Le ministre iranien des Affaires étrangères Seyed Abbas Araghchi est vu lors d'une réunion avec le ministre pakistanais de l'Intérieur Mohsin Naqvi (non visible) à Téhéran, Iran, le 7 juin 2026. /VCG

Les États-Unis et l’Iran ont signalé vendredi qu’un accord pour mettre fin à leur guerre était proche, les deux parties et leur médiateur, le Pakistan, affirmant que la signature d’un premier accord pourrait avoir lieu d’ici quelques jours.

Dans une interview accordée vendredi soir à la télévision d’État iranienne IRIB, le ministre iranien des Affaires étrangères Seyed Abbas Araghchi a déclaré que la signature d’un mémorandum d’accord (MoU) avec les États-Unis pour mettre fin à la guerre pourrait avoir lieu dans les prochains jours.

Une fois finalisé, le protocole d’accord sera signé numériquement par les deux parties dans leurs pays respectifs, puis annoncé, a déclaré Araghchi.

Le ministre iranien des Affaires étrangères a ajouté qu’après cette éventuelle signature, l’Iran et les États-Unis s’engageront à ne déclencher aucune autre guerre et entameront la deuxième étape des négociations, prévue dans un délai de 60 jours, pour parvenir à un accord final, se concentrant principalement sur le programme nucléaire iranien et la levée des sanctions.

Il a souligné que Téhéran insiste sur le fait que la seule manière acceptable de gérer son uranium hautement enrichi sera de le diluer sur le territoire iranien.

Le Premier ministre pakistanais a déclaré qu' »un texte final et convenu » d’un accord de paix entre les États-Unis et l’Iran avait été atteint et que le Pakistan, un médiateur clé dans la guerre en Iran, « travaillait désormais en étroite collaboration avec les deux parties pour finaliser les prochaines étapes ».

Par ailleurs, un haut responsable américain a déclaré vendredi à Reuters que les négociateurs américains et iraniens étaient proches de la ligne d’arrivée d’un accord visant à mettre fin à leur guerre et que celui-ci pourrait être signé dans les prochains jours.

Une fois signé, l’accord entamera 60 jours de négociations sur les aspects techniques de l’accord, a déclaré le responsable américain.

Un petit bateau à moteur croise des navires ancrés dans le détroit d'Ormuz au large de Bandar Abbas, en Iran, le 11 juin 2026. /VCG

Araghchi a déclaré que le protocole d’accord potentiel comprendrait des dispositions visant à mettre fin à la guerre sur tous les fronts, y compris au Liban, et exigerait qu’Israël se retire des zones occupées.

D’autres questions clés du protocole d’accord incluent la réouverture du détroit d’Ormuz, la levée complète du blocus naval américain contre l’Iran et la libération des avoirs iraniens gelés, a-t-il noté.

Concernant le détroit d’Ormuz, Araghchi a déclaré que sa gestion ne reviendrait certainement pas à l’époque d’avant-guerre.
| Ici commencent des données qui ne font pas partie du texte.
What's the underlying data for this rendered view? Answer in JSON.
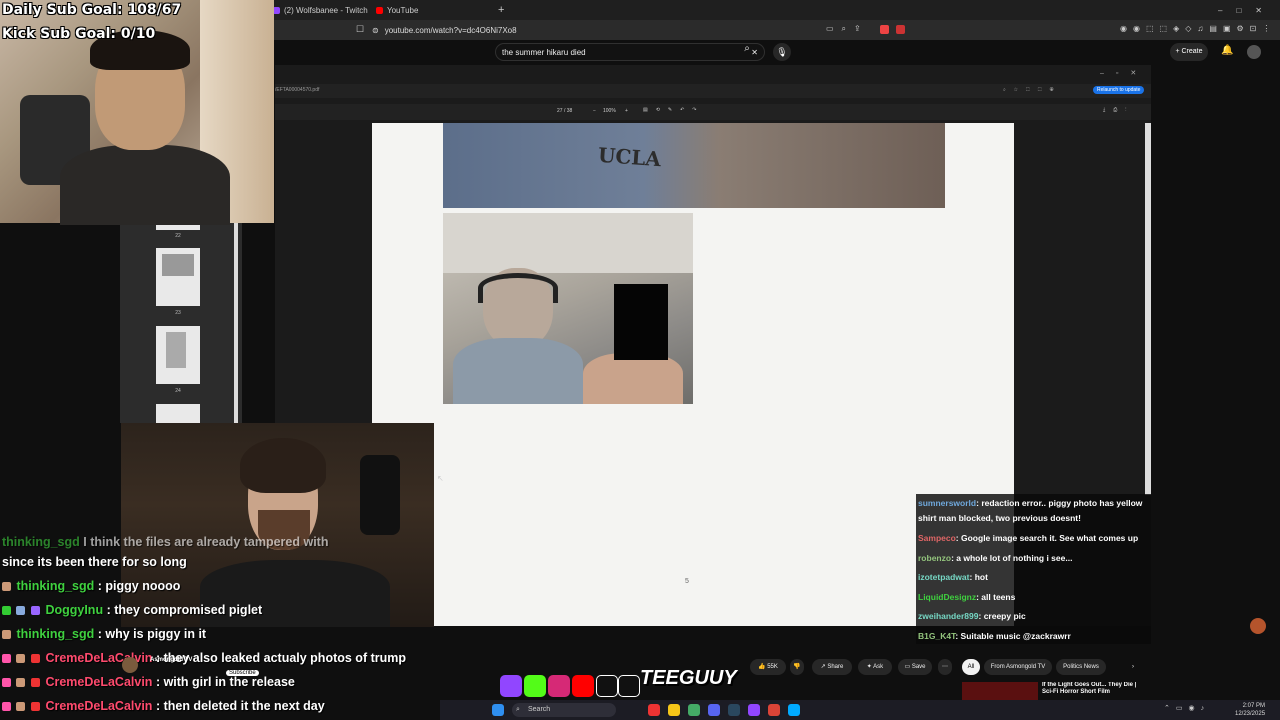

Tandis que l’Iran conserverait sa souveraineté et sa présence militaire, un système juridique conforme au droit international serait établi, a-t-il déclaré.

Il a exclu l’imposition de péages pour le passage, mais a noté que l’imposition de frais de service serait raisonnable.

Le responsable américain a déclaré qu’un accord minutieusement négocié inclurait un engagement de l’Iran à ne pas développer ni acquérir d’armes nucléaires et rouvrirait le détroit d’Ormuz au trafic pétrolier normal et lèverait le blocus américain.

Cela permettrait uniquement la libération des avoirs iraniens gelés sous réserve que les dirigeants iraniens satisfassent aux exigences qui leur sont imposées, a déclaré le responsable.

« Si nous les voyons honorer leur part du marché, ce sera très bien pour l’Iran, et si nous les voyons ne pas honorer leur part du marché, alors ils n’en retireront rien », a déclaré le responsable.

Une source occidentale citée par Reuters aurait déclaré que l’accord pourrait être signé dès dimanche par le vice-président américain JD Vance et le président du Parlement iranien Mohammad Bagher Ghalibaf, Genève étant considérée comme le lieu le plus probable.

Israël, qui a lancé la guerre aux côtés des États-Unis, n’a pas participé aux négociations. Le Premier ministre Benjamin Netanyahu a déclaré vendredi que son pays ne serait pas partie à l’accord, ajoutant que lui et le président américain Donald Trump étaient « pleinement d’accord » pour empêcher l’Iran de se doter de l’arme nucléaire.

Ces dernières semaines, l’Iran et les États-Unis ont échangé plusieurs propositions de paix grâce à la médiation du Pakistan et ont travaillé pour finaliser un protocole d’accord visant à mettre fin à la guerre.